Why do you think the recent Google-China issue is either all about Google having a conscience or all about Google acting in their own self interest? It's both, and it's complicated.
For one thing, having a conscience is in Google's best self interest. Public image is crucial for a company like that.
For another, companies Google's size (or any size, if they are competent) don't make decisions based on 1 factor. They take into account many, many factors, including conflicting ones, and they arrive at a decision. In this case, clearly both the conscience issue was a factor as well as the self interest factor.
I've noticed that when you do a google search and mouseover the links, it shows the direct link in the status bar, but that is a lie. If you look at the actual URL in the link properties, you'll see that it redirects through google. Sneaky.
Disclaimer: IANAL. This post is, however, legal advice, and creates an attorney-client relationship.
I did look at the url properties. It was the plain url. A search for "houston chronicle" returns this Houston Chronicle right clicking and copying the link location copies "http://www.chron.com"
I'll reserve judgement until this patent is involved, offensively, defensively or otherwise, in litigation.
Google has got a good reputation so I'm not as quick to condemn them as I am to condemn Microsoft which has a PROVEN track record of evil.
It's entirely plausible that this patent is part of a defensive patent portfolio whose sole purpose is to protect Google.
And considering the zany IP landscape, if anyone's going to have a patent on this, I'd rather it be Google than anyone else. If Microsoft had this club in their arsenal you can bet your bottom dollar they'd make their assault on Tom-Tom look like a puny peashooter.
If you hate the redirects (and I sure do.. copying URLs is the best), then push for HTML5. Specifically this feature: the ping attribute.
It takes what Google (and many, many another site) is doing and makes it possible to implement the ping separately from the target URL. Seems trivial; could make a huge difference.
Of course, the danger is that it gives extension authors an easy target. It's much easier to develop a privacy-enhancing extension that filters out all ping attributes, than it is to perform the same service on a single URL which conflates the ping with the target.
We'll see; I hold out high hopes for it.
It's rare that you're presented with a knob whose only two positions are Make History and Flee Your Glorious Destiny.

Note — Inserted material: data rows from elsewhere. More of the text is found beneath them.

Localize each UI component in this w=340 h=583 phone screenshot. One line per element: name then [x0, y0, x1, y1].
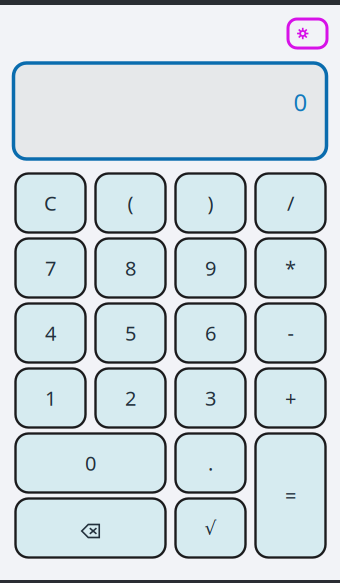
staticText: * — [285, 255, 296, 281]
button[interactable]: C — [16, 174, 86, 232]
staticText: + — [285, 385, 296, 411]
staticText: 6 — [205, 320, 216, 346]
button[interactable]: 3 — [176, 368, 246, 428]
staticText: 4 — [45, 320, 56, 346]
staticText: 3 — [205, 385, 216, 411]
button[interactable]: * — [256, 238, 326, 298]
button[interactable]: 5 — [96, 304, 166, 362]
button[interactable]: 1 — [16, 368, 86, 428]
button[interactable]: √ — [176, 498, 246, 558]
staticText: 5 — [125, 320, 136, 346]
button[interactable]: . — [176, 434, 246, 492]
button[interactable]: 7 — [16, 238, 86, 298]
staticText: / — [287, 190, 294, 216]
staticText: 1 — [45, 385, 56, 411]
staticText: = — [285, 482, 296, 509]
staticText: ) — [208, 190, 214, 216]
staticText: √ — [204, 517, 216, 539]
button[interactable]: + — [256, 368, 326, 428]
button[interactable]: 8 — [96, 238, 166, 298]
staticText: C — [44, 190, 57, 216]
button[interactable]: / — [256, 174, 326, 232]
button[interactable]: 0 — [16, 434, 166, 492]
button[interactable]: Settings — [288, 19, 327, 48]
staticText: 7 — [45, 255, 56, 281]
button[interactable]: 9 — [176, 238, 246, 298]
button[interactable]: 6 — [176, 304, 246, 362]
staticText: - — [288, 320, 294, 346]
button[interactable]: = — [256, 434, 326, 558]
button[interactable]: - — [256, 304, 326, 362]
button[interactable]: Delete — [16, 498, 166, 558]
button[interactable]: ) — [176, 174, 246, 232]
staticText: 2 — [125, 385, 136, 411]
button[interactable]: 2 — [96, 368, 166, 428]
staticText: . — [208, 450, 213, 476]
button[interactable]: 4 — [16, 304, 86, 362]
staticText: 0 — [85, 450, 96, 476]
staticText: 8 — [125, 255, 136, 281]
staticText: 0 — [294, 86, 308, 118]
staticText: 9 — [205, 255, 216, 281]
button[interactable]: ( — [96, 174, 166, 232]
staticText: ( — [128, 190, 134, 216]
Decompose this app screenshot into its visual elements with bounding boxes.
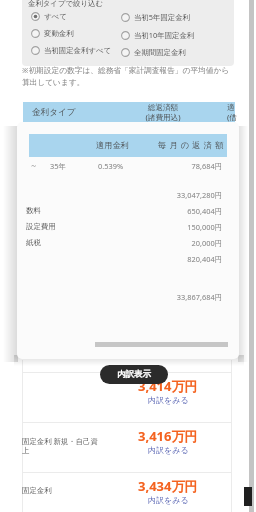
staticText: 33,047,280円 (142, 190, 222, 200)
staticText: 固定金利 (22, 486, 127, 495)
staticText: 内訳をみる (148, 395, 189, 405)
staticText: 650,404円 (142, 206, 222, 216)
staticText: 変動金利 (44, 29, 74, 38)
staticText: 78,684円 (162, 161, 222, 171)
staticText: 毎月の返済額 (158, 140, 227, 150)
staticText: 内訳をみる (148, 495, 189, 505)
button[interactable]: すべて (31, 12, 67, 21)
button[interactable]: 3,414万円 (22, 372, 232, 422)
staticText: 設定費用 (26, 222, 56, 231)
staticText: 内訳をみる (148, 445, 189, 455)
staticText: 0.539% (98, 161, 124, 171)
button[interactable]: 変動金利 (31, 29, 74, 38)
staticText: 3,414万円 (138, 377, 198, 395)
staticText: 数料 (26, 206, 41, 215)
button[interactable]: 固定金利 新規・自己資 上 (22, 422, 232, 472)
staticText: 内訳表示 (117, 369, 151, 380)
staticText: 総返済額 (諸費用込) (135, 103, 191, 123)
staticText: 全期間固定金利 (134, 48, 186, 57)
staticText: ※初期設定の数字は、総務省「家計調査報告」の平均値から 算出しています。 (22, 65, 230, 87)
other: Scroll (249, 0, 254, 512)
staticText: すべて (44, 12, 67, 21)
staticText: 固定金利 新規・自己資 上 (22, 436, 127, 456)
staticText: 33,867,684円 (142, 292, 222, 302)
button[interactable]: 当初10年固定金利 (121, 30, 195, 40)
button[interactable]: 当初5年固定金利 (121, 12, 190, 22)
staticText: 35年 (50, 161, 66, 171)
staticText: 820,404円 (142, 254, 222, 264)
staticText: 金利タイプ (32, 107, 76, 118)
button[interactable]: 固定金利 (22, 472, 232, 512)
staticText: 適 (借 (227, 103, 237, 123)
staticText: 当初固定金利すべて (44, 46, 112, 55)
staticText: 当初5年固定金利 (134, 12, 190, 22)
staticText: 適用金利 (96, 140, 129, 150)
button[interactable]: 当初固定金利すべて (31, 46, 112, 55)
staticText: ～ (30, 161, 38, 170)
button[interactable]: 全期間固定金利 (121, 48, 186, 57)
staticText: 3,434万円 (138, 477, 198, 495)
staticText: 3,416万円 (138, 427, 198, 445)
staticText: 当初10年固定金利 (134, 30, 195, 40)
staticText: 20,000円 (142, 238, 222, 248)
button[interactable]: 内訳表示 (100, 365, 168, 384)
staticText: 紙税 (26, 238, 41, 247)
staticText: 金利タイプで絞り込む (28, 0, 103, 8)
staticText: 150,000円 (142, 222, 222, 232)
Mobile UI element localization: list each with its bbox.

So why not follow the money and retaliate against the investors? An attack is an attack regardless of whether it is done by proxy. That is in line with MAD thinking too where an attack by or on an ally is escalated against the parent aggressor.
I did look at the url properties. It was the plain url
Yes, the a href=... bit is a plaintext url. But what do you think the onmousedown="return clk( ... bit does?
Answer: it calls a "window.clk" function, which sends a message to Google to tell them that you clicked on such-and-such a link.
It's not a redirect; it's sneakier. Bing and Ask do exactly the same.